The only other major thread to follow here is Tulip, and her scenes are so detached from the rest of the episode that put together, they almost make up their own short film. She adopts a dog; she spends the day playing with the dog; she hugs the dog (cursing Jesse Custer’s name); and then she lets the dog into the backroom where something devours it. It doesn’t take much to guess that this “something” is a sun-spoiled Cassidy, who never makes a physical appearance in the hour. So I guess we know Jesse didn’t put him out with the fire extinguisher. You could quibble with Tulip’s methods here (she couldn’t rob a blood bank?), but the result is a great character beat for her, and a growing connection between her and the vampire that will almost certainly end badly for everyone.
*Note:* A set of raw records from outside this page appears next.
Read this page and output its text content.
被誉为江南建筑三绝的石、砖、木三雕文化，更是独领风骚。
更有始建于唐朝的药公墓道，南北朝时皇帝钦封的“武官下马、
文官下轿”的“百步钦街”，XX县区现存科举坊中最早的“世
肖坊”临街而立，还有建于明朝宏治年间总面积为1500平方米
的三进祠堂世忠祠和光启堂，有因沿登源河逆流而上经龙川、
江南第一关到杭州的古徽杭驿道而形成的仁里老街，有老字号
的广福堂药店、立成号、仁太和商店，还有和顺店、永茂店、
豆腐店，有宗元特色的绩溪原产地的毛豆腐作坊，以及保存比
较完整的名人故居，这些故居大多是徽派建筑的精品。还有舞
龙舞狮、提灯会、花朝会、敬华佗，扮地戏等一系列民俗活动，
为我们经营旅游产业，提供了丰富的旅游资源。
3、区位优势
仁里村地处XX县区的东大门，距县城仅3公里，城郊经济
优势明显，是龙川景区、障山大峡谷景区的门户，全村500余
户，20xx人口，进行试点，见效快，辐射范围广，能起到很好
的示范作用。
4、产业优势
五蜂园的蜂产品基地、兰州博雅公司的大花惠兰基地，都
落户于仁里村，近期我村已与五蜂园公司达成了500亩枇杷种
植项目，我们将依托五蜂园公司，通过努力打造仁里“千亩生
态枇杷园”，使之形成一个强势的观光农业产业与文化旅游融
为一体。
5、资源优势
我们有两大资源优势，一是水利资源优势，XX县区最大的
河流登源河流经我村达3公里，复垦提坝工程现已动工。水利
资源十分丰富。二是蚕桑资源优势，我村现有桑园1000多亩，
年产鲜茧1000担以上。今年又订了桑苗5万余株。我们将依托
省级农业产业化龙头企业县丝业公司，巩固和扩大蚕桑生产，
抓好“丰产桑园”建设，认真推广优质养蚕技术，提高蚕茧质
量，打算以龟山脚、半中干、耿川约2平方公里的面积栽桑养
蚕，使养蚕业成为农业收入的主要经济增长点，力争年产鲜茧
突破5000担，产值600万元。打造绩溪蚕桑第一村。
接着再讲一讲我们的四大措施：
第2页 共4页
I’m all for it.

Stray observations

  • “Which is my daughter, and which is the cow?” -Odin
  • The episode’s surprisingly stingy with the fight scenes; the only major hand-to-hand combat takes place inside the church, with us watching outside. It’s a cool visual effect, but I also like watching people get punched, so that was slightly disappointing.
  • “Food court! Food court!” See, that’s the kind of absurdity I can get behind.
  • “You dug out of Hell with your hands?” “It’s not that far.”
  • Jesse ends up arrested. I wonder if Odin agreed to let him preach one last time.
  • The episode ends with a man releasing the pressure on an overloaded system—looks like something in a power plant. We’ve seen this before, and I’m not sure what it’s building towards, but I’m sure it’ll be a big deal when it happens.